#DOLBOEB.INJECTOR
As some of you might have heard, the lsass & csrss meme is probably going to be patched in few weeks so i'm releasing this here
How to use:
- Use proper manualmapper to inject the DOLBOEB.INJECTOR.dll into lsass.exe (Xenos/Blackbone or anything that initializes TLS & SEH/C++ exceptions support)
- Open up C:\Windows\System32\config\systemprofile\AppData\Roaming, you'll see 2 files there, first one is ntmapper-log.txt, it's a log file, and second one is ntmapper-control.txt, it's a configuration/command file. You have to open up the ntmapper-control.txt and paste the injection configuration in the following format:
TargetProcessName.exe C:\Path\To\Your\Cheat\Dll.dll ImportingModule.dll ExportingModule.dll ExportedFunc OpenProcessOrNot (yes - will open the handle / no - will try to find one) CreateThreadOrNot (yes - will create a new thread / no - will hijack an existing one) Overwrite module or not (yes - will hollow a legit module in target process, no - will just allocate memory for the DLL) Wait 10s before injection (yes/no) Module to overwrite.dll
Once you've saved the configuration file, the injector is gonna start waiting for process and once process arrived it's gonna try injecting.

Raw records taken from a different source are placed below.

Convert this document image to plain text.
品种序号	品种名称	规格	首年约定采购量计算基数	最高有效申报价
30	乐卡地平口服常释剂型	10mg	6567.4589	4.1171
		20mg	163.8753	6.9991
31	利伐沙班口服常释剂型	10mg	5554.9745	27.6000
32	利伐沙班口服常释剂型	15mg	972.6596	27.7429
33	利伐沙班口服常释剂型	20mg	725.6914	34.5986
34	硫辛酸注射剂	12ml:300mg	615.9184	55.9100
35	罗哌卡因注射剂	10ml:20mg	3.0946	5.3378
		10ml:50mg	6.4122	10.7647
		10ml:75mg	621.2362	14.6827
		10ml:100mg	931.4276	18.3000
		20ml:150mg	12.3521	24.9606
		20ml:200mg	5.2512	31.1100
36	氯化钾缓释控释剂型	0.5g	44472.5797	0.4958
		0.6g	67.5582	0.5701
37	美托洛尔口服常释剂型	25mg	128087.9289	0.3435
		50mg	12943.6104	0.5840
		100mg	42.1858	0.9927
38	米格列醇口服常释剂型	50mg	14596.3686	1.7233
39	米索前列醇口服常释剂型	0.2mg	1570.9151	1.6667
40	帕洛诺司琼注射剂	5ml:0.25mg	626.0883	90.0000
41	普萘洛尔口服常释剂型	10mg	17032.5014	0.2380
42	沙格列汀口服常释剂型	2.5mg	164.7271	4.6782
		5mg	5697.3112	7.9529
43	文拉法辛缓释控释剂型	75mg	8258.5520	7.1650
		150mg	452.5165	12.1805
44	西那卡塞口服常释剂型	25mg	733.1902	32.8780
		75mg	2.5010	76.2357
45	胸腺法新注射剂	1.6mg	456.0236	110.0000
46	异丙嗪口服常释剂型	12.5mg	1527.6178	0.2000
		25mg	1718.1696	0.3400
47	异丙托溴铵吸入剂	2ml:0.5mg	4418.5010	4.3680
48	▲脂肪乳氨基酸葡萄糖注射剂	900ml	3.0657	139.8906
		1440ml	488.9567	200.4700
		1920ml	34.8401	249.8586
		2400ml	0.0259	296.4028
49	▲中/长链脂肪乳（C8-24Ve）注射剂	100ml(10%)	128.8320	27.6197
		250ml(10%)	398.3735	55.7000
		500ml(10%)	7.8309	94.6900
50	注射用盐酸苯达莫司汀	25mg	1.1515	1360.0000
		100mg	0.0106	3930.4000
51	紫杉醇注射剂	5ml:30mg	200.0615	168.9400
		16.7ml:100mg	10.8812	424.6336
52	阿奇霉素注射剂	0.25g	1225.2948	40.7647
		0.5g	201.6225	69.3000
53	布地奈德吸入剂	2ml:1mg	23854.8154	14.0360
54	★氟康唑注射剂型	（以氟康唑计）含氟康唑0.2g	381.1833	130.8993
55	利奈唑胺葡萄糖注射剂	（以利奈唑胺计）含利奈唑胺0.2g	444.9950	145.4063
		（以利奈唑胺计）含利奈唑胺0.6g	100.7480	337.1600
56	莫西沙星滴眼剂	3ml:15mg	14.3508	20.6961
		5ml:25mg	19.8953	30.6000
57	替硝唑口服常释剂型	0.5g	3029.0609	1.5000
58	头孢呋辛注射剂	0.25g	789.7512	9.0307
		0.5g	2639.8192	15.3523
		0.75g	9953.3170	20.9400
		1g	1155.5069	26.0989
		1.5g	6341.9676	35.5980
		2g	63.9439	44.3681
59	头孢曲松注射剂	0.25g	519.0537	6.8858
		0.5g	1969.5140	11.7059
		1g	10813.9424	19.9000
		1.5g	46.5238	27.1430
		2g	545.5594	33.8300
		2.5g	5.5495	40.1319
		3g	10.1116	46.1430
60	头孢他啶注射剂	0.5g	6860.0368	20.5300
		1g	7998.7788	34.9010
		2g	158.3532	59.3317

- STILL WORKS ON MOST BE GAMES
- Manual mapping is pasted from @striekcarl
- Been made in 2 days by me under ton of red bull cans
- x64 only
- Right now it is detected and sigged although it was UD on BE for full five months lmao
- Is sigged to shit and is going to get you banned in one hour
- Has every detection vector an lsass injector can possibly have
- Requires you to provide C++ exception support otherwise it's gonna fuckup the lsass (use Xenos/Blackbone)
- Doesn't copy headers
- Stays in lsass forever and doesn't try to be stealthy at all
- Doesn't initialize TLS & SEH
- Doesn't resolve some imports like D3D ones (D3DCompile for example) - you're gonna get a crash if you'll try injecting working PUBG chams. To fix the issue, use GetProcAddress internally to resolve missing imports
- Just an awful piece of shit, an example how NOT to write an injector
How it works - it basically just manually maps the image into target process using lsass's handle and then just calls the entrypoint via IAT hook (it searches for the exporter-importer-importedfunc chain you've specified then hooks the IAT of specified importing module with a shellcode that simply calls DllMain)
I rewrote it some time ago so my current injector is fast, convinient, stealthy, and doesnt fuckup the imports.
Don't tell me the code is shit because i pretty much know it's shit, i didn't craft it especially to show off on UC so w/e.